So, chatbots can develop a nasty edge – just like humans. And they have clearly passed – surpassed - the Turing test. There has been much discussion of whether that makes them “sentient” or in some sense even “conscious.”
A common response is that AI reflects just the “scrapings” from everything on the internet which, of course, includes violence, sex, bigotry, hate and bullying along with the more benign content of friendly e-mail and texting, philosophy and science, poetry and humor.
It is worth remembering that one of the primary ways humans acquire language is by encountering words and phrases many times in various contexts – which is also a primary way humans learn culture. So to this extent, chatbots’ use of language is quite “human.”
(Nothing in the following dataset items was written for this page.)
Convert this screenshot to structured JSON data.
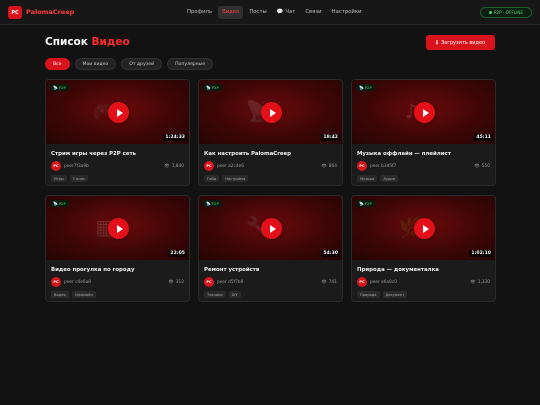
{
  "header": {
    "logo_initials": "PC",
    "app_name": "PalomaCreep",
    "nav": [
      {
        "label": "Профиль",
        "icon": "",
        "active": false
      },
      {
        "label": "Видео",
        "icon": "",
        "active": true
      },
      {
        "label": "Посты",
        "icon": "",
        "active": false
      },
      {
        "label": "Чат",
        "icon": "💬",
        "active": false
      },
      {
        "label": "Связи",
        "icon": "",
        "active": false
      },
      {
        "label": "Настройки",
        "icon": "",
        "active": false
      }
    ],
    "status": "P2P · OFFLINE"
  },
  "page": {
    "title_prefix": "Список",
    "title_accent": "Видео",
    "upload_label": "Загрузить видео"
  },
  "filters": [
    {
      "label": "Все",
      "active": true
    },
    {
      "label": "Мои видео",
      "active": false
    },
    {
      "label": "От друзей",
      "active": false
    },
    {
      "label": "Популярные",
      "active": false
    }
  ],
  "videos": [
    {
      "badge": "P2P",
      "icon": "🎮",
      "icon_name": "gamepad-icon",
      "duration": "1:24:33",
      "title": "Стрим игры через P2P сеть",
      "avatar": "PC",
      "author": "peer7f3a9b",
      "views": "1,840",
      "tags": [
        "Игры",
        "Стрим"
      ]
    },
    {
      "badge": "P2P",
      "icon": "📡",
      "icon_name": "satellite-dish-icon",
      "duration": "18:42",
      "title": "Как настроить PalomaCreep",
      "avatar": "PC",
      "author": "peer a2c4e6",
      "views": "864",
      "tags": [
        "Гайд",
        "Настройка"
      ]
    },
    {
      "badge": "P2P",
      "icon": "♪",
      "icon_name": "music-note-icon",
      "duration": "45:11",
      "title": "Музыка оффлайн — плейлист",
      "avatar": "PC",
      "author": "peer b3d5f7",
      "views": "550",
      "tags": [
        "Музыка",
        "Аудио"
      ]
    },
    {
      "badge": "P2P",
      "icon": "▦",
      "icon_name": "city-icon",
      "duration": "22:05",
      "title": "Видео прогулка по городу",
      "avatar": "PC",
      "author": "peer c4e6a8",
      "views": "312",
      "tags": [
        "Видео",
        "Оффлайн"
      ]
    },
    {
      "badge": "P2P",
      "icon": "🔧",
      "icon_name": "wrench-icon",
      "duration": "54:30",
      "title": "Ремонт устройств",
      "avatar": "PC",
      "author": "peer d5f7b9",
      "views": "741",
      "tags": [
        "Техника",
        "DIY"
      ]
    },
    {
      "badge": "P2P",
      "icon": "🌿",
      "icon_name": "leaf-icon",
      "duration": "1:02:10",
      "title": "Природа — документалка",
      "avatar": "PC",
      "author": "peer e6a8c0",
      "views": "1,330",
      "tags": [
        "Природа",
        "Документ"
      ]
    }
  ],
  "colors": {
    "accent": "#d8131b",
    "background": "#121212",
    "card": "#1b1b1b",
    "online_green": "#47d35e"
  }
}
Humans also learn language (and culture) by association with the non-linguistic contexts in which they encounter words and phrases, including how others respond to their actions including their use of language. Human language use and acculturation are also conditioned by biological and social drives and needs – hunger, sex, security, social contact, etc. All of this entails the chemical environment of the brain / body, including oxytocin, adrenaline, and cortesol. None of that context is part of AI training, except inasmuch as it might be reflected in the language people use to describe and respond to it. It is difficult to imagine how this social, cultural, and chemical context might be incorporated into the training of AI, or what might substitute for the socialization this non-linguistic context provides human language learners.
So we have created entities with a superhuman power of language – a power unconstrained by normal socialization. Whether these entities qualify as “conscious” hardly seems important.
What will they do?
What will unscrupulous people – or well-intentioned but misguided people – do with them?